若い頃、アマチュアのロードレース大会に何度か出場し、途中で電池切れになったことがある。そのときはバナナでエネルギーをチャージし、なんとかゴールまでたどり着いたが、スポーツと日常生活はそもそも異なる。今回の出来事はこれからの戒めにしなければと思った。じゃないと必ず重篤な病気を引き起こす、と。
もうひとつ理由として考えられるのは、電池切れを起こす直前、気が抜けたからかもしれない。昨年、娘が小娘を産み、初節句が大阪であった。お食い初めは欠席したため、今回は絶対に出席すると決めていたのだ。さらに、せっかく関西へ行くのだからと、その前に大津に宿をとり、琵琶湖を周遊した。琵琶湖の周辺、いわゆる湖西・湖北・湖東はいずれも歴史的スポットが充実していて、風景も絶妙。いま、最もお気に入りの場所である。
はじめ、湖西線に乗ってのんびり湖の景色を眺めながらマキノ駅で降り、近くの湖畔でボーーーーーーッとした。
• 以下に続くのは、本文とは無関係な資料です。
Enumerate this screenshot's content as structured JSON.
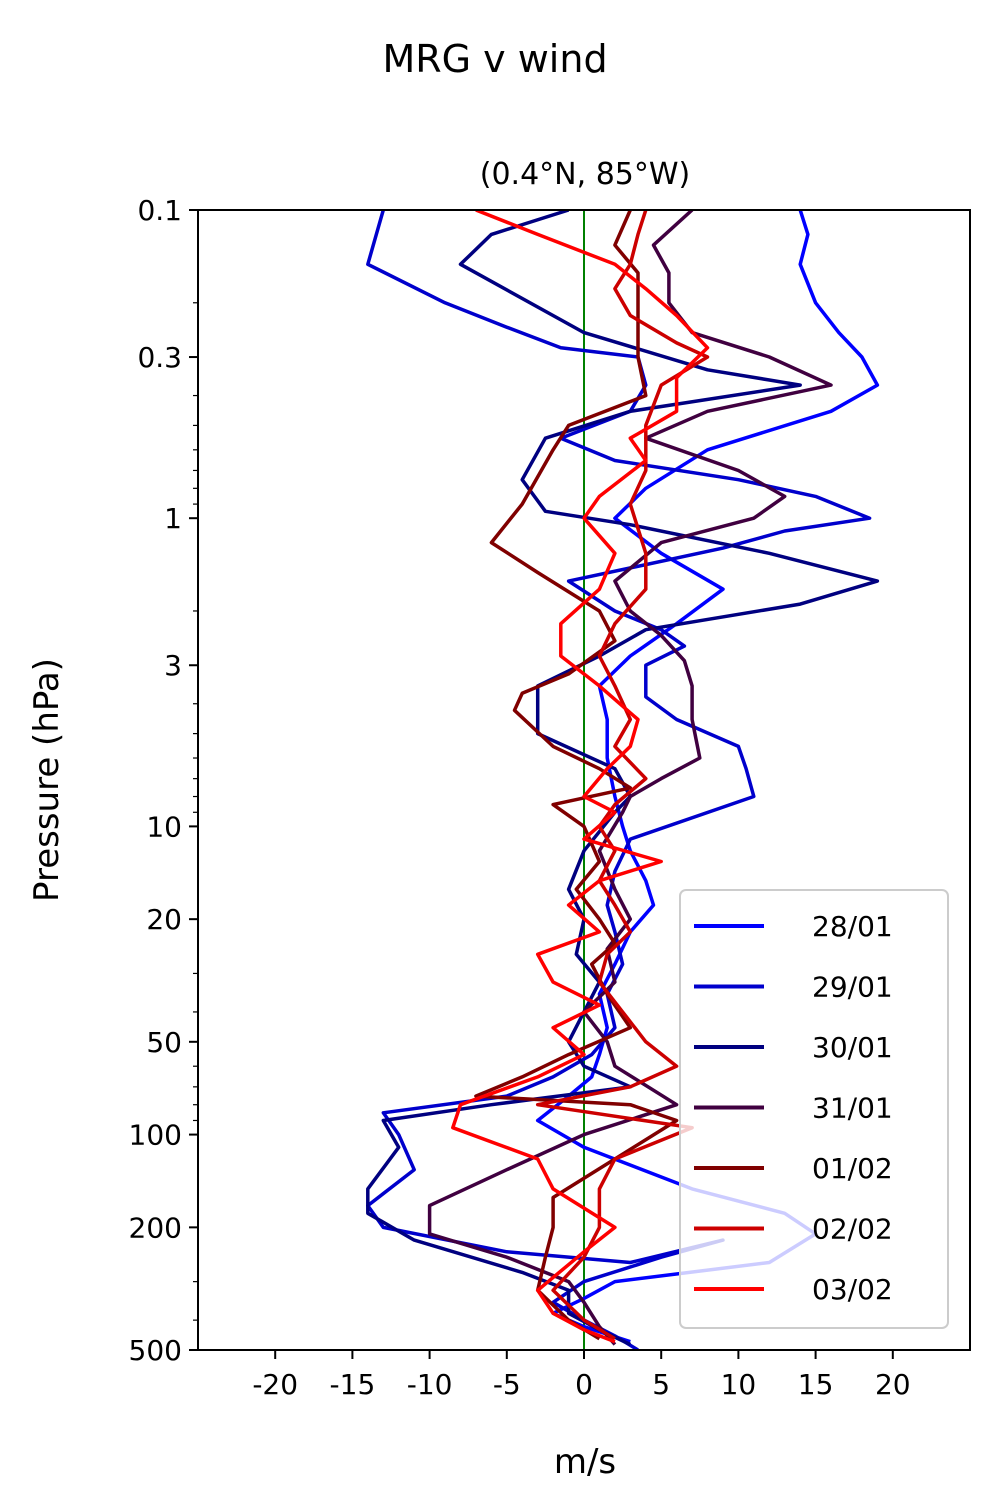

静寂に包まれ、聞こえてくるのはかすかなちゃぷちゃぷという波の音と水鳥の鳴き声だけ。翌日はレンタカーを駆って湖東三山を巡った。湖東三山とは西明寺・金剛輪寺・百済寺を指すが、いずれも歴史遺産がギュー詰めで風光明媚。国宝・重文がひしめきあっている。
そんなこんなが複合的に積み重なり、電池切れと相成ったのだろう。
書籍のゴールは見えてきた。もう人踏ん張りだ。